How much sleep do we need?

Experts generally recommend that adults get at least seven hours of sleep per night. However, sleep needs can vary dramatically from person to person. Our activity level, our health status, age range and many other factors influence how much sleep we need. Sleep need reflects both quantity and, perhaps more importantly, quality. Focusing your effort on simple behavioral changes can yield benefits to both your sleep quantity and quality.

How to get a good night’s sleep

· Regularity: Going to bed at the same time and waking at the same times is essential for maintaining a healthy circadian rhythm. it will anchor our sleep, optimize the quantity and quality of sleep and minimize fique.

· Keep the room cool: Your body needs to drop its core temperature by about two to three degrees Fahrenheit to initiate sleep and to stay asleep; it’s the reason you always find it easier to fall asleep in a room that’s too cold. Aim for bedroom temperature of 65 Fahrenheit or about 18 degrees Celsius, which is the optimal for the sleep of most people.  Taking a shower before bed time also keeps your body cool.

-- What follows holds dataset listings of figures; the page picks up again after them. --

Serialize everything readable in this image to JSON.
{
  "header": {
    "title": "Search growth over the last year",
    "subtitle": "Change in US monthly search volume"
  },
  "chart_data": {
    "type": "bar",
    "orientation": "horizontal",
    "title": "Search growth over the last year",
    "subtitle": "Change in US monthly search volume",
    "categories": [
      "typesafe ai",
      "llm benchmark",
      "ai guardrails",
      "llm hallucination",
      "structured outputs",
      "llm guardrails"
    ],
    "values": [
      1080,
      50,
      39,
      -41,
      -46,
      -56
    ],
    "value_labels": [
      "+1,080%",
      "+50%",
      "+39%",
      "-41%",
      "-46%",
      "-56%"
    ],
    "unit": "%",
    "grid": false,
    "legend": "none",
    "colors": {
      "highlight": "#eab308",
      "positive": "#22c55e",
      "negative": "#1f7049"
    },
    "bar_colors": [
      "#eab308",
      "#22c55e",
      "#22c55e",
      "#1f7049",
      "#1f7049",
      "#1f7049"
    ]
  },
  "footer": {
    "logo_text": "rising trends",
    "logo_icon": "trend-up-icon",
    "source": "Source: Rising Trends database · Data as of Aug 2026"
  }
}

· Darkness:  Light keeps people awake; the body needs total darkness to facilitate deep sleep. The eyes are sensitive to darkness and when it’s dark it signals our brain to produce melatonin which is responsible for making you feel sleepy. This process can be interrupted if your body is exposed light.

· Avoid screen lights before bed: Electronic gadgets like mobile phone, TV and computer constantly emit artificial blue lights that disrupt our sleep circle, make it difficult to fall asleep and prevent us from getting a high-quality sleep thus screens light from electronic gadget should be avoided about 2 hours before sleeping.

· Food: Eating heavy meals during the night should be avoided and eating dinner early part of the night is highly encouraged. This keeps our bodies metabolism down during sleep, which    enhances good sleep and prevent indigestions. stimulant like caffeine, alcohol and nicotine can disrupt deep sleep, and should be avoided 5 to 8 hours before bedtime. Limited water intake 2 to 3 hours before sleep prevent sleep disruption for bowel movement during the night and enhances a good night sleep.

· Sunlight:  Sunlight exposer during the morning is a key factor in regulating and resetting our bodies circadian rhythm. Getting sunlight early in the day give our body a clear signal that it is now daytime and help us fall asleep better later in the night.

· Exercise: research has shown that exercising in early hours of the day increases our ability to fall asleep easily during the night and improve a good night sleep. Exercise reduces stress level and stress have shown to interfere with sleep quality

Conclusion

The mission-critical statement is, sleep, unfortunately, is not an optional lifestyle luxury. Sleep is a nonnegotiable biological necessity that enables our ability to learn, for our cells and body to recover. It is our life-support system, and it is mother nature’s best effort yet at immortality. And the decimation of sleep is having a catastrophic impact on our health, wellness, and even the education of our children. Sleep deprivation is a silent epidemic, emerging as one the most important public health challenge in the 21st century. That’s why it important to take steps that improve your sleep quality like adjusting your circadian rhythms by practicing good sleep hygiene and developing a regular sleep schedule.